If you want to get the most out of these speakers, there are a few things that you could do. First, because powering the speakers through USB is troublesome anyway and limits the output power, you could swap the USB power cable with a 9V mains adaptor. There is no use in going above 9V, because that's the maximum rated voltage for the TEA2025 IC when driving 4Ω speakers.
Second, to get the maximum power out of the IC, it should be fitted with some kind of heatsink. There is some room around it to glue a small heatsink with thermal glue. Maybe not enough to allow the maximum continuous 2×2.3W power, but better than nothing.
Third, a volume potmeter is relatively easy to install. The input impedance is around 30kΩ, so a logarithmic potmeter of about 10kΩ or less is suitable, especially given the fact that you're likely going to drive these things from a low-impedance source like an iPod. Put the potmeter between the 3.5mm input wire and the amplifier board. There's room directly under the hole where the wires enter the cabinet.
To reduce the noise, replacing the flimsy audio cable (with the 3.5mm jack) is highly recommended. Use a cable that is shielded, i.e. whose ground conductor entirely envelops the signal conductors. You may want to use this occasion to make the rather short cable longer while you're at it.

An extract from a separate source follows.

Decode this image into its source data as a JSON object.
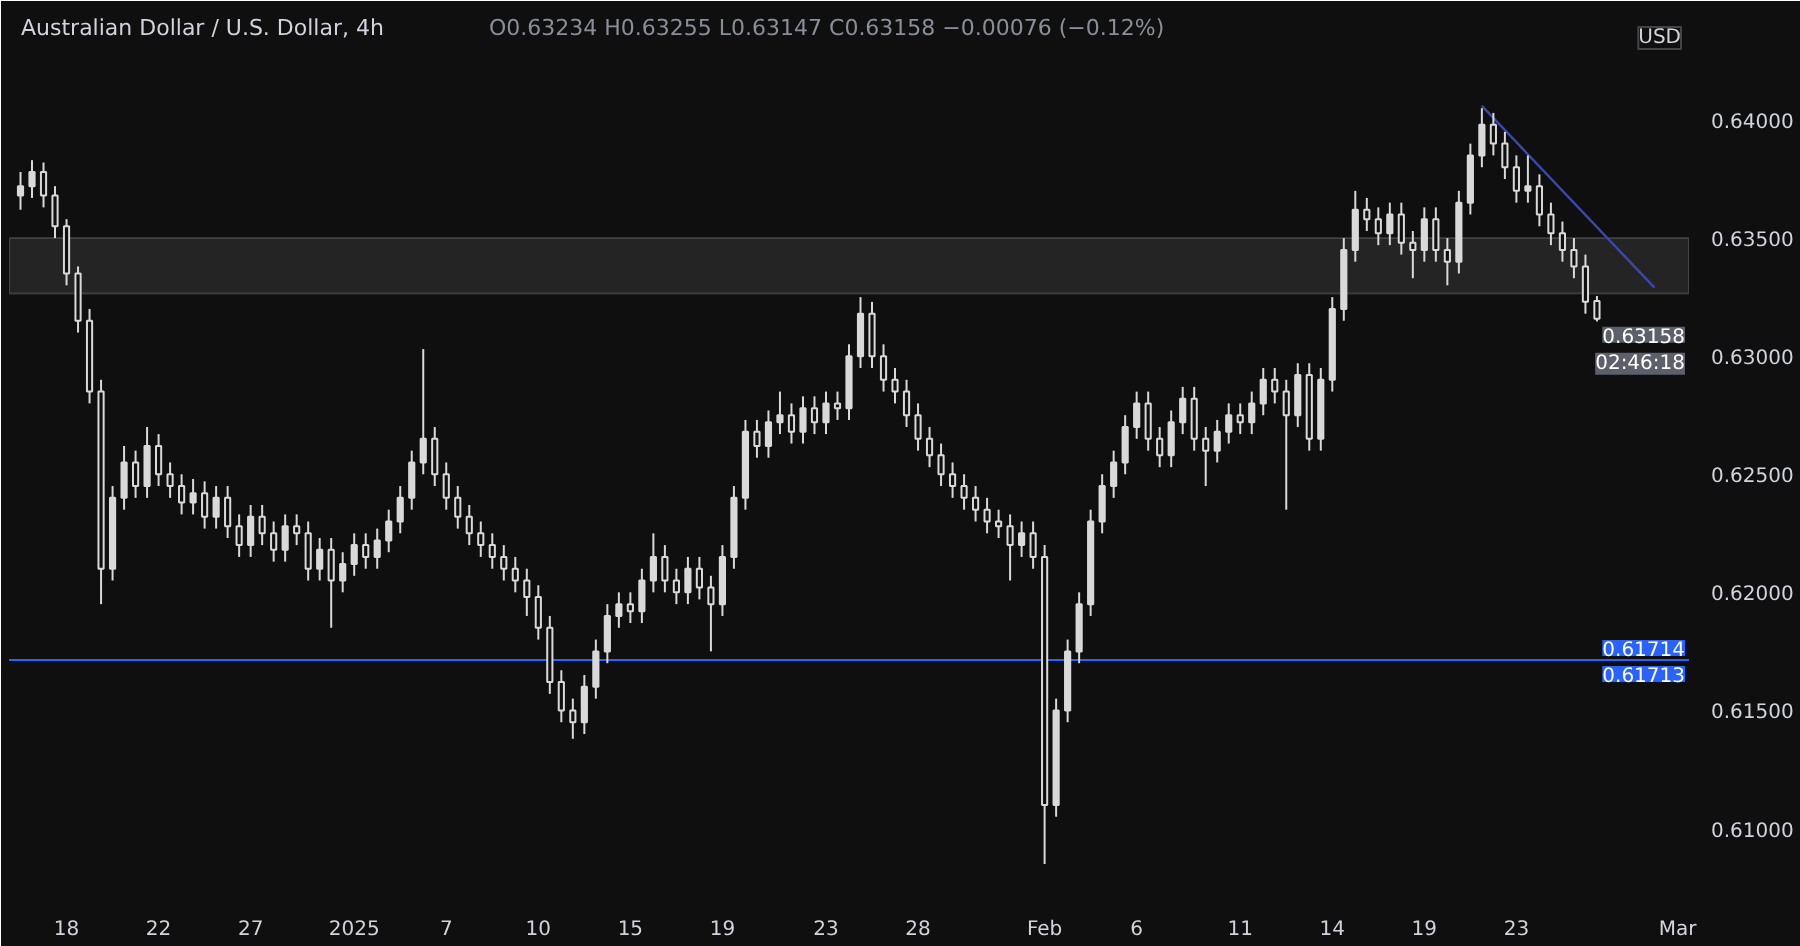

If you really want to get the most out of these speakers, you should replace the TEA2025-based amplifier by something that can deliver 2×5 Watts. I can't tell if the loudspeakers themselves are really 5W RMS or 5W “music power” which generally means 2.5W RMS. But they look as if they're capable of handling 5W RMS. I have built my own 2×5W TDA1516-based amplifier with a PCB that is even smaller than the original one (see photo), even with a pretty large heatsink attached. It works very well at 12V and certainly delivers more oomph than the original amplifier without sending the speakers into overdrive. Alternatively, you could throw everything out of the cabinets and leave the drivers with wires connected directly to them, allowing to use any external amplifier.
The drivers themselves may or may not be mounted in a semi-sloppy way. It's the name of the game given the “Made in China” label. This may improve with time, remember how people laughed at the “Made in Japan” label long ago. Even on the eBay page of the seller, the photo showed one of the drivers mounted slightly rotated, and in my case, there was a visible gap between the driver and the cabinet on one of the speakers. My standard way of eliminating any loss of sound quality due to air leaks, is to apply silicone kit between the driver and the cabinet. To make it feasible to take the speakers apart afterwards, apply grease to the driver before mounting it with the silicone. Silicone kit hates grease and will easily detach while still providing an airtight seal.
These are some pretty unique speakers: you won't easily find anything made out of actual wood at this size and price. The finishing is pretty good, the cabinets really look like miniature Hi-fi speakers, and the materials they're made from are OK. The result is that there's no noticeable ‘tiny plastic speakers’ sound.
If you're like me and you tend to hack everything you buy, these speakers offer a good base to create something pretty good. Add a volume control, replace the worthless amplifier with e.g. a TDA1516 and hook it up to a 12V 1A power supply, seal any gaps around the speakers, and you have some tiny but powerful and good-sounding speakers that look awesome too. If you just want to buy and use these things instead, I can't really recommend them unless you really like the looks, don't mind some hiss and noise, and don't want to play your music loud. Given their shoddy finishing and rather poor electronics, you should not pay more than €10 for them. If they would have been properly constructed, they could be worth a lot more.